Il paraît que la monomanie de la chicane avait gagné jusqu’aux femmes ; car, dans la charte de Rouen, Falaise et Pont-Audemer, donnée par Philippe-Auguste, on trouve cette singulière disposition pénale : « Lorsqu’une femme sera convaincue d’être processive et médisante, on l’attachera sous les aisselles avec une corde, on la plongera trois fois dans l’eau. »

Le grand coutumier de Normandie, le plus litigieux de France, fut promulgué en 1229, et, en 1280, un certain Richard Dourbault imagina de le mettre en vers.

 

 

L’originalité de cette idée, qui ne pouvait éclore qu’en un cerveau normand, semblait impossible à surpasser ; mais en 1599, Jacques de Campron, curé d’une paroisse d’Avranches, dédia au parlement de Rouen le Psautier du juste plaideur, contenant, pour chaque jour de l’année, un cantique et quatre psaumes qu’il suffisait de réciter avec ferveur pour gagner les causes les plus aléatoires ; touchant accord de la loi religieuse et de la loi civile, de celle qui prescrit le pardon des injures, et de celle qui les résout en dommages et intérêts.


Papirius Masso, écrivain du seizième siècle, accuse les Normands, en termes énergiques : Callidos cautosque esse naturâ cognitum est, et morum suorum observantissimos custodes esse.. Litigare scienter, et nodum in scirpo quœrere solent, ut non sine causâ Placentinus Normanos esse doli capaces ante pubertatem olim dixerit. Il ajoute comme correctif : Eosdem ego ingeniosos ad percipiendas bonas artes et scientias prœdico. (Descriptio Gallicæ per flumina.)

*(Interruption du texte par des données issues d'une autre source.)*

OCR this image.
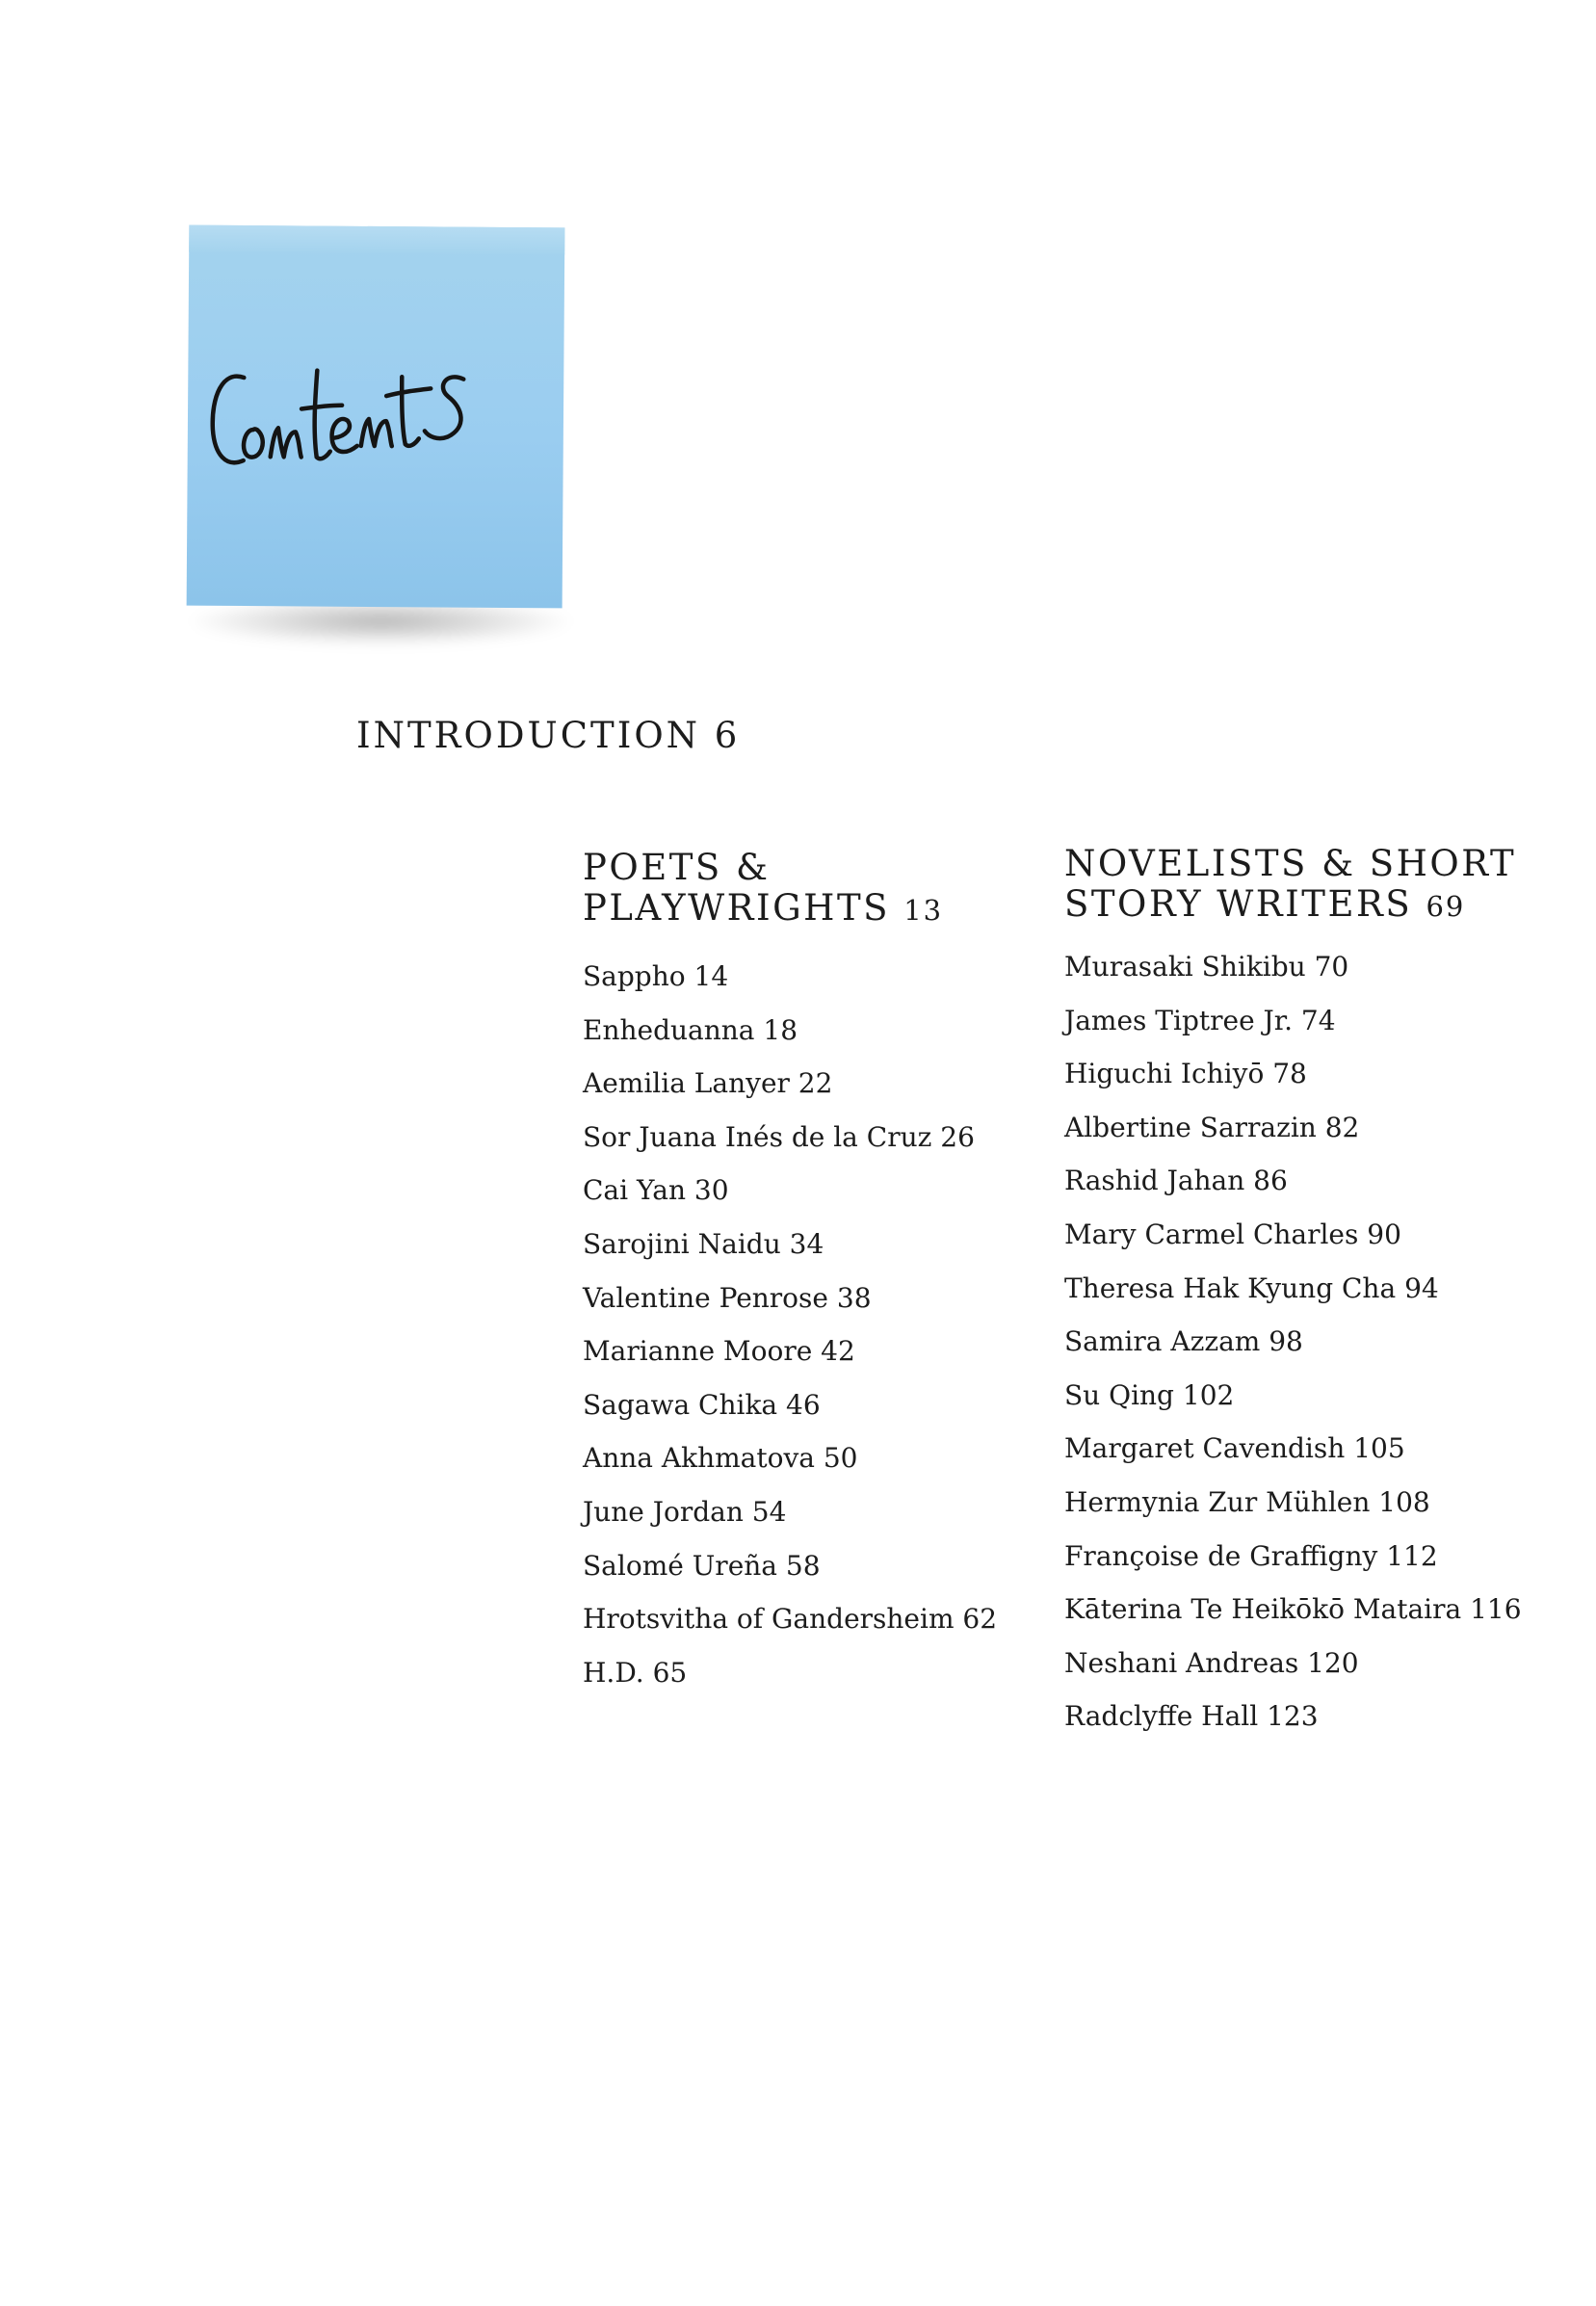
INTRODUCTION 6
POETS &
PLAYWRIGHTS 13
Sappho 14
Enheduanna 18
Aemilia Lanyer 22
Sor Juana Inés de la Cruz 26
Cai Yan 30
Sarojini Naidu 34
Valentine Penrose 38
Marianne Moore 42
Sagawa Chika 46
Anna Akhmatova 50
June Jordan 54
Salomé Ureña 58
Hrotsvitha of Gandersheim 62
H.D. 65
NOVELISTS & SHORT
STORY WRITERS 69
Murasaki Shikibu 70
James Tiptree Jr. 74
Higuchi Ichiyō 78
Albertine Sarrazin 82
Rashid Jahan 86
Mary Carmel Charles 90
Theresa Hak Kyung Cha 94
Samira Azzam 98
Su Qing 102
Margaret Cavendish 105
Hermynia Zur Mühlen 108
Françoise de Graffigny 112
Kāterina Te Heikōkō Mataira 116
Neshani Andreas 120
Radclyffe Hall 123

Au dix-septième siècle, la réputation des Normands était parfaitement établie. « On appelle à Paris la Normandie le pays de sapience, et non le pays de la sagesse, à cause que les habitants y sont fins et rusés, et surtout à plaider et à ménager leurs intérêts (1) : d’où vient que la coutume y établit la majorité à vingt ans. »

Un cosmographe de la même époque, Châteaunières de Grenaille, auteur du Théâtre de l’Univers (2), confirme ce que nous savons sur l’esprit processif des Normands.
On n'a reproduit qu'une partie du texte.